すでに当時のテーマだったPowerPCプロセッサからIntelプロセッサへの移行は完了し、Leopardは発売され、Intel Macの第1弾だったMacBook Proは今回の発表で初の総リニューアルを迎えている。筆者も2年半前と現在の状況を見比べると、手持ちのWindowsマシンがMacBookになり、いろいろな意味で時代の流れを実感させる。そんな思いで望んだのが今回のイベントだ。
実際、Apple自身も1つの山場を越え、次なるステップへと向かいつつあると考えている様子がうかがえる。一時は静かな死を迎えるかと思われたAppleは奇跡の再生を果たし、ラインアップをリニューアル、さらにIntel Macへの移行、そしてシェアの大幅拡大を遂げた。
旧来のユーザーからは賛否両論だったIntel CPUへの移行だが、結果としてノートPCの需要増にマッチする形でシェア増加に貢献し、Windowsと併用できるなど、互換機ならではのメリットも享受できる。マイクロソフト側では認めていないが、Windows Vistaのローンチが失敗したことでMacへと流れるユーザーも増えていたとみられる。さらに「I'm a PC. I'm a Mac.」のCMでおなじみのマーケティングキャンペーン、そしてリテールストアの成功など、ことMacに関してのAppleの戦略はことごとくヒットに結びついている。リテールストアの重要性は、製品のアピール力に現れる。デルがコンシューマー市場での停滞の原因を店頭での露出不足にあると判断し、一時リテールストアの開拓に力を入れていたことからもそれはうかがえる。
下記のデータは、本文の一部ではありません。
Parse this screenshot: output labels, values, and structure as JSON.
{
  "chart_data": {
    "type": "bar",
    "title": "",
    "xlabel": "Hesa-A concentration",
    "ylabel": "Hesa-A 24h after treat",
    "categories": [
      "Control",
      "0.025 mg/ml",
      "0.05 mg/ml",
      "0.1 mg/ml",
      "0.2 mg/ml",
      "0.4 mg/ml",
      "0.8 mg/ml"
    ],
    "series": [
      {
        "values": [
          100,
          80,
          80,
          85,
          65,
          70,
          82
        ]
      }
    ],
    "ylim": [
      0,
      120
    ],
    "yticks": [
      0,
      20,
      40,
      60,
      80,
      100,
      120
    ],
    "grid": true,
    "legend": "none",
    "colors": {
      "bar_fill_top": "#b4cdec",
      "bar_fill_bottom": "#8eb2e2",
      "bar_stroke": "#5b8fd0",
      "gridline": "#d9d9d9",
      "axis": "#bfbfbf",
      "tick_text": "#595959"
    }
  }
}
米Apple COOのティム・クック氏は、米国内での販売シェアが17%以上の大台に乗ったこと、それがさらに売上ベース換算だとシェアが30%超に増加し、同じ商品でも製品単価の高い製品が売れていることを説明する。調査会社のデータによれば、ノートPCの販売単価の平均が1000ドルを超えているのはAppleだけだとも語る。
クック氏はさらに教育現場におけるMacのシェアの高さを紹介、大学などの教育機関を中心にMacのシェアが大きく躍進しているとコメントしている。MacBookのリニューアル後も旧モデルを(値段を下げて)存続させたのは、こうした層へのアピールも念頭にあると思われる。次の方向性を模索するAppleの姿がかいま見えるようで面白い。